The declaration of a managed array object in the original language design was a slightly non-intuitive extension of the standard array declaration in which a __gc keyword was placed between the name of the array object and its possibly comma-filled dimension, as in the following pair of examples,

 

using namespace System;

 

void PrintValues( Object* myArr __gc[]);

void PrintValues( int myArr __gc[,,]);

 

This has been simplified in the revised language design, in which we use a template-like declaration to mirror the STL vector declaration. The first parameter indicates the element type. The second parameter specifies the array dimension [defaults to 1, of course]. The array object itself is a reference type and so must be given a hat. If the element type is also a reference type, then that, too, must be so marked. For example, the above example, when expressed in C++/CLI, looks as follows:

 

using namespace System;

void PrintValues( array<Object^>^myArr );

void PrintValues( array<int, 3>^myArr );

 

Because a reference type is a tracking handle rather than an object, it is possible to specify it as the return type of a function. The syntax for doing this was criticized in the original language design again as being somewhat non-intuitive. For example,

 

using namespace System;

 

Int32 f() [];

int GetArray() __gc[];

int GetArray() __gc[]

{

      int a1 __gc[];

      return a1;

}

 

This has also benefit from the revised declarative language syntax. The example, above, when translated into C++/CLI, looks as follows:

 

using namespace stdcli::language;

 

using namespace System;

array<Int32>^ f();

array<int>^ GetArray();

array<int>^ GetArray()

{

      array<int>^a1;

      return a1;

}

 

The actual definition of the array type is contained within the stdcli::language namespace, although the final identifier for this namespace, and whether it will be autogenerated by the compiler [this was auto-generated by a translation tool] or require user specification is currently under discussion in the ECMA standardization process.

 

Of course, the definition of GetArray is a dismal failure since it is returning a null tracking handle!

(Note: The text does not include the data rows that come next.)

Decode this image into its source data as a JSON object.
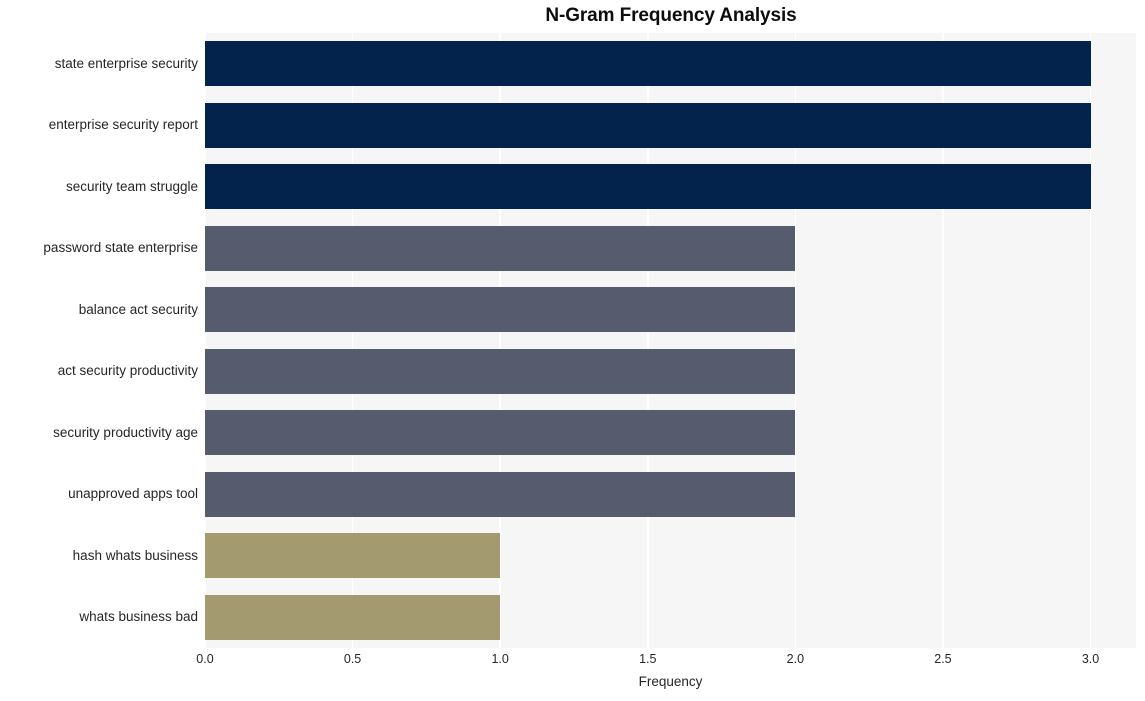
{
  "chart_data": {
    "type": "bar",
    "orientation": "horizontal",
    "title": "N-Gram Frequency Analysis",
    "xlabel": "Frequency",
    "ylabel": "",
    "categories": [
      "state enterprise security",
      "enterprise security report",
      "security team struggle",
      "password state enterprise",
      "balance act security",
      "act security productivity",
      "security productivity age",
      "unapproved apps tool",
      "hash whats business",
      "whats business bad"
    ],
    "values": [
      3,
      3,
      3,
      2,
      2,
      2,
      2,
      2,
      1,
      1
    ],
    "bar_colors": [
      "#03224c",
      "#03224c",
      "#03224c",
      "#565c6e",
      "#565c6e",
      "#565c6e",
      "#565c6e",
      "#565c6e",
      "#a49a70",
      "#a49a70"
    ],
    "xlim": [
      0.0,
      3.154
    ],
    "xticks": [
      0.0,
      0.5,
      1.0,
      1.5,
      2.0,
      2.5,
      3.0
    ],
    "xtick_labels": [
      "0.0",
      "0.5",
      "1.0",
      "1.5",
      "2.0",
      "2.5",
      "3.0"
    ],
    "grid": true,
    "grid_axis": "x",
    "grid_color": "#ffffff",
    "plot_background": "#f6f6f7",
    "figure_background": "#ffffff",
    "legend": null,
    "title_color": "#0d0d0d",
    "tick_label_color": "#262626"
  }
}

One of the pitfalls of using the dynamic programming paradigm is adjusting to the CLR reference type semantics which, from an ISO C++ point of view, are topsy-turvy. The correct implementation is to return the object by gcnew, and not to fret over who owns the handle – the CLR garbage collector owns it. [The reason the revised language provides a deterministic finalization mechanism through a steroid destructor mechanism is not for the automation of memory management – Give GC a Change, as the late John Lennon once wrote, if memory serves me – but to handle the automatic reclamation of other system resources that are not recognized by the underlying CLR.]

 

The explicit initialization of a managed array supported within the original language is maintained in the revised syntax. For example, the following two initialized declarations,

 

int myIntArray __gc[] = { 1, 2, 3, 4, 5 };

      Object* myObjArray __gc[] =

          { __box(26), __box(27), __box(28), __box(29), __box(30)};

     

looks as follows in C++/CLI:

 

using namespace System;

array<int>^myIntArray = {1,2,3,4,5};

array<Object^>^myObjArray = {26,27,28,29,30};

 

The allocation of an array object on the heap, in the original language design, looks as follows:

 

            using namespace System;

 

Object* myArray[] = new Object*[2];

String* myMat[,] = new String*[4,4];

 

In C++/CLI, the new expression is replaced with gcnew, and the dimension sizes are passed as parameters to the gcnew expression, as follows:

 

            using namespace System;

array<Object^>^myArray = gcnew array<Object^>(2);

array<String^,2>^myMat = gcnew array<String^,2>(4,4);

 

I believe it is permitted in the new language to provide an explicit initialization list following the gcnew expression [but I am not going to unfathomably confirm that – this is, after all, a blog, and new language features generally fall outside my charter – see Herb Sutter or Brandon Bray’s blogs for details].

 

In the original language design, there was no explicit support for the param array that C# supports. Instead, one flags an ordinary array with an attribute, as follows:

 

void Trace1( String* format, [ParamArray]Object* args[] );

void Trace2( String* format, Object* args[] );

 

While these both look the same, the ParamArray attribute tags this for C# or other .NET languages as an array taking a variable number of elements with each invocation. In C++/CLI, the design for directly supporting this looked as follows:

 

void Trace1( String^ format, ... array<Object^>^ args );

void Trace2( String^ format, array<Object^>^ args );

 

in which the ellipsis […] preceding the array declaration tags it as a param array. Unfortunately, this has recently failed to make the list of features to be implemented for the inaugural release of C++/CLI. However, I can’t bear to [at least as yet] remove it from the translation tool.